The Covid-19 pandemic has prompted lender-of-last-resort interventions and massive asset purchases by central banks. Such responses are all the more necessary since the transmission of monetary policy to the real economy is asymmetric. Evidence suggests that the effects of an expansionary monetary policy are more limited than those of a contractionary policy. One reason lies in the existence of downward bank lending rate rigidity.
The Covid-19 pandemic is causing the world’s worst recession since 1945. This has led to important fiscal measures as well as strong and prompt responses by central banks.
The European Central Bank (ECB) in particular has launched a large-scale stimulus package, including a new Pandemic Emergency Purchase Programme (PEPP), the extension and continuation of existing asset purchase programmes, the easing of conditions for targeted longer-term refinancing operations (TLTRO-III), and an unprecedented easing of collateral standards (Odendahl, Penalver and Szczerbowicz, 2020).
These measures aim to ensure that all sectors can benefit from favourable financing conditions to enable them to absorb the negative shock. The measures are essential given the context, but also because the effects of monetary policy are asymmetric. Indeed, economists consider that attempting to stimulate the economy with loose policy during a downturn is like “pushing on a string”, i.e. less effective than tightening monetary policy to keep the economy in check (Barnichon, Matthes and Sablik, 2017).
This asymmetry can be due to downward price and wage rigidities, and to precautionary behaviour during a downturn. Moreover, credit rationing as interest rates rise makes monetary policy hikes more efficient than interest rate cuts.
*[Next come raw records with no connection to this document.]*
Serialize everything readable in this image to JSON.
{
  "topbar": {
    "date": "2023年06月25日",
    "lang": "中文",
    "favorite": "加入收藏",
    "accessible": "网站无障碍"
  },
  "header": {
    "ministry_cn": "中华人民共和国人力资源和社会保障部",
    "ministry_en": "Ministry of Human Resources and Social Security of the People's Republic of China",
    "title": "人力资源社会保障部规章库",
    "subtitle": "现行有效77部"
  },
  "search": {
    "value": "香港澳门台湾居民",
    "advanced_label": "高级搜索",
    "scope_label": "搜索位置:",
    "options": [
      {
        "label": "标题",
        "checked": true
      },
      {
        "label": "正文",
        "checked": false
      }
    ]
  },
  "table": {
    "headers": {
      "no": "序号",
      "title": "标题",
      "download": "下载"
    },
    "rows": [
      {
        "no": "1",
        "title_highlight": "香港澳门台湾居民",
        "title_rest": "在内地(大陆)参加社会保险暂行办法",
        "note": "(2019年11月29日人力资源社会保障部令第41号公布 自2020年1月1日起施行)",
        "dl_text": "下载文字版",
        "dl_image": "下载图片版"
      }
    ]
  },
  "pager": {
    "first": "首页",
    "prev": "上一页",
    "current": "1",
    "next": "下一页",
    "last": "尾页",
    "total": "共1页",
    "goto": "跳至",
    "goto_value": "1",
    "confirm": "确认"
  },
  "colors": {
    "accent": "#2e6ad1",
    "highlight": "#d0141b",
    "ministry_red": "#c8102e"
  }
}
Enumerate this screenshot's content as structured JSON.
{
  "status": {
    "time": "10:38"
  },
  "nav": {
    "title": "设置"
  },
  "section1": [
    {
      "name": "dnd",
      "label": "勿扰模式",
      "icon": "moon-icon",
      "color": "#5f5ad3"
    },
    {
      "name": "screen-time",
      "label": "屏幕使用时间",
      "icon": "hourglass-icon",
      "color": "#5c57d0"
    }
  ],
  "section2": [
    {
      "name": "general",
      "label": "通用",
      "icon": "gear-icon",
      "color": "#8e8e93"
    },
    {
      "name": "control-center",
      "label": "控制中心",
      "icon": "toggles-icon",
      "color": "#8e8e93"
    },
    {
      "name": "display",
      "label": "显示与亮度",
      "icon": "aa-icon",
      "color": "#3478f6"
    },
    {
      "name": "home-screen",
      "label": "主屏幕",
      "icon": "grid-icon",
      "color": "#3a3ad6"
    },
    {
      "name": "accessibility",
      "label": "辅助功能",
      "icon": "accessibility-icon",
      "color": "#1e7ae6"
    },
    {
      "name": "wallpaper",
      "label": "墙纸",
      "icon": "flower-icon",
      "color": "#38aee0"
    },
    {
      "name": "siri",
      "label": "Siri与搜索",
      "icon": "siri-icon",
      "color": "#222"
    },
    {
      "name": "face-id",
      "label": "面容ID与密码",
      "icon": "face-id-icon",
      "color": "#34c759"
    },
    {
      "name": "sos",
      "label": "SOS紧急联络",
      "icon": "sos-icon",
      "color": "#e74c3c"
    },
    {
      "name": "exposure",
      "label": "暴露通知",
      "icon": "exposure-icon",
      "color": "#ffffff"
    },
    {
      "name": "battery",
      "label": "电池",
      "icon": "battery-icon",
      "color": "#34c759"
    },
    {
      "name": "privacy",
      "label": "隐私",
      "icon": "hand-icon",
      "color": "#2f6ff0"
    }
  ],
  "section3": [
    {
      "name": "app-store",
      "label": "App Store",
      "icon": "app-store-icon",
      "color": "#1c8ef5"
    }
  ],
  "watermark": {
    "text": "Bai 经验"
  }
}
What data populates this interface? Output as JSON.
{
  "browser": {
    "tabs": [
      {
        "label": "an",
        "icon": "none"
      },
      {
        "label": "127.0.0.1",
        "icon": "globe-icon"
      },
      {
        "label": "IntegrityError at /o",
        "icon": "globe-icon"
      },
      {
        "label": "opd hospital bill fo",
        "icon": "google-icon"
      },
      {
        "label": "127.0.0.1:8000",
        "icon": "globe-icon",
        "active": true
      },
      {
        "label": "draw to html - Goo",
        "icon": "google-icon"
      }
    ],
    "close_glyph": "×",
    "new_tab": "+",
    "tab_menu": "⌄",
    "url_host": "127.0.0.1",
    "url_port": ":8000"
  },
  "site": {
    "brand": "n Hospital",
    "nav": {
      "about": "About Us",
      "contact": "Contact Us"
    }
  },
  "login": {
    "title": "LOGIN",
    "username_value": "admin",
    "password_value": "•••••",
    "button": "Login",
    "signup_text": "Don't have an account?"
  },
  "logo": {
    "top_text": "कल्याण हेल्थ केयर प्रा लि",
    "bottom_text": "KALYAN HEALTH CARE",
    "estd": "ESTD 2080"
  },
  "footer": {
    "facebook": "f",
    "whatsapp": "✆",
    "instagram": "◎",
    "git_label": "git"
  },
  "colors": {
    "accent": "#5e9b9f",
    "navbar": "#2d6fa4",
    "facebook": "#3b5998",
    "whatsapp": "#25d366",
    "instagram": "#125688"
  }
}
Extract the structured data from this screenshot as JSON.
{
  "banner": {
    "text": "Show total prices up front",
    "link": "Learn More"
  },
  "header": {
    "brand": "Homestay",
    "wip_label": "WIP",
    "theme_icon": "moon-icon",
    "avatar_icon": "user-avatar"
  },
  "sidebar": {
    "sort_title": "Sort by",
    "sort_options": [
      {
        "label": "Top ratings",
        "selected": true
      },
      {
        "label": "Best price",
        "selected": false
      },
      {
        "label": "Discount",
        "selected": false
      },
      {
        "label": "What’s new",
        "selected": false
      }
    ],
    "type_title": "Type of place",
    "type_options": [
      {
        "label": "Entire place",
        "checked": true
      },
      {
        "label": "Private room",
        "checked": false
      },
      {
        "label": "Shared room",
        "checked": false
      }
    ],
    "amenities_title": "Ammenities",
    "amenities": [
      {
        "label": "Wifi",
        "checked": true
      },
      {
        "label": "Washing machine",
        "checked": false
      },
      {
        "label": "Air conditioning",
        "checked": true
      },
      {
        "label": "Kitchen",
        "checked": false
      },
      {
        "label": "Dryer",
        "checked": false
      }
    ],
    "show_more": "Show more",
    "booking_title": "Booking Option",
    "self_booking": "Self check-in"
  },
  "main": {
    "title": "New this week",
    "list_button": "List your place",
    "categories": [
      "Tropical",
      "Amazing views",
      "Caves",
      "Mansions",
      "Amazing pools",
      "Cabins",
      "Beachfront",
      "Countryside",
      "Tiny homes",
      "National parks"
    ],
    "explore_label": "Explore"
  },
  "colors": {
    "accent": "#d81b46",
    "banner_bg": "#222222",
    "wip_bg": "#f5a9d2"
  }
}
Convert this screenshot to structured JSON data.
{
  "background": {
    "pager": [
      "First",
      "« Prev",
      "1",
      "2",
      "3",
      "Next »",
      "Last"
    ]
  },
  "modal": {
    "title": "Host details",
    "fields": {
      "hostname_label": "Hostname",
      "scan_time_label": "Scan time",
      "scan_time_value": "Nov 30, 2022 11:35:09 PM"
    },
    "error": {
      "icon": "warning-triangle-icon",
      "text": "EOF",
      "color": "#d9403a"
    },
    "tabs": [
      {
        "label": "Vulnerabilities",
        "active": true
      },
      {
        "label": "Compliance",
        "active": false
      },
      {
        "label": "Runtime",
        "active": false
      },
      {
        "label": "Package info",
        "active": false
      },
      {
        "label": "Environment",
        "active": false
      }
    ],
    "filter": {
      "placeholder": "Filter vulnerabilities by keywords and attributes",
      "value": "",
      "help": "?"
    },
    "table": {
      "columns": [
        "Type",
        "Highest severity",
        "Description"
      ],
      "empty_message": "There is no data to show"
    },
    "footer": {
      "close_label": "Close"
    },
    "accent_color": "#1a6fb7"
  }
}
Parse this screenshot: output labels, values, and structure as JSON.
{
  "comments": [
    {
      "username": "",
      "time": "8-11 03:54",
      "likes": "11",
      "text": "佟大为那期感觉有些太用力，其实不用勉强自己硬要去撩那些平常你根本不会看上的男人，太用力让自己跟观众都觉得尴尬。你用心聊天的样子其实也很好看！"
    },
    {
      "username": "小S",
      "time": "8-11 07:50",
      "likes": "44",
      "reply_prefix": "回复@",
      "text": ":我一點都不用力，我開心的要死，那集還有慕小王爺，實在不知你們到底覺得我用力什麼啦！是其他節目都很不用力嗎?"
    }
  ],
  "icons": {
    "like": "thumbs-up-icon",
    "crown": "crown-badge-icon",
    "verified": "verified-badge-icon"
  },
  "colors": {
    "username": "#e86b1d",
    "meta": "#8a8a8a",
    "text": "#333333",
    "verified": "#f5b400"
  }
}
Levieuge and Sahuc (2020) show that monetary policy asymmetry can also stem from downward bank lending rate rigidity: bank lending rates adjust more slowly and less completely to policy rate decreases than to increases. There are several explanations for this. First, banks may decrease their rates only if the benefits of doing so are greater than the inherent adjustment costs. Second, the banking market structure plays a role. Banks in concentrated markets are likely to refrain from lowering lending rates in order to increase or maintain their margins. This market power effect is reinforced by customer switching costs. Finally, according to a “reverse adverse selection”, lenders may be reluctant to cut lending rates because this is likely to attract high-risk credit.
Chart 1 shows the year-on-year changes in Eonia and in bank lending rates to corporates and to households in the euro area over 1999-2012. The scatter points deviate significantly from the 45-degree line, with, in particular, responses of lending rates to negative changes in Eonia of well below one-on-one. Hence, lending rates respond less strongly to accommodative than to tightening monetary policies. This stylised fact is valid regardless of the period, including before the 2008 crisis.
By introducing such downward interest rate rigidities into a macroeconomic model of the euro area, Levieuge and Sahuc (2020) find that the initial response of GDP to a negative monetary policy shock is 25% lower than its response to a positive shock of a similar amplitude. It implies that a central bank would have to decrease its policy rate by 50% to 75% more to yield a medium-run impact on GDP that is symmetric to the impact of a positive shock.
Furthermore, Levieuge and Sahuc 2020 show that bank lending rates are even more downward rigid when policy rates are stuck at their effective lower bound. This can be due to frictions that are intrinsically related to banks’ business models, such as costly monitoring operations, high fixed operating costs, and premiums charged on loans. Moreover, as deposit rates rarely fall below zero (Heider, Saidi and Schepens, 2018), banks may be reluctant to further decrease their lending rates, for profitability purposes.
Chart 2 represents the concomitant changes in bank lending rates and the shadow rate since July 2012, when the ECB first brought the deposit facility to zero per cent, before making it negative. The shadow rate is the shortest maturity rate, extracted from a term structure model, that would generate the observed yield curve had the ELB not been binding. By accounting for the influence of market interventions on intermediate and longer maturity rates, it captures both conventional and unconventional policy actions (Wu and Xia, 2016, Mouabbi and Sahuc, 2019). This chart shows that lending rates reacted slightly downward as the shadow rate decreased, but with a constant amplitude, irrespective of the size of the changes in the shadow rate. Levieuge and Sahuc (2020) show that this disruption of the monetary pass-through can be reproduced in a model by considerably increasing the parameters governing the degrees of rigidity and asymmetry of the lending rate changes.
Hence, the asymmetric pass-through of monetary policy, which is strengthened in periods of ultra-low interest rates, justifies strong responses to negative shocks. This supports the recent large-scale unconventional measures implemented by central banks to counteract the Covid-19 pandemic. In particular, by modifying some of the key parameters of its TLTRO-III, the ECB has sought specifically to ensure the effective transmission of its accommodative monetary policy. Under the new conditions, banks can benefit from more favourable rates according to their credit performance, thus supporting bank lending to firms and households.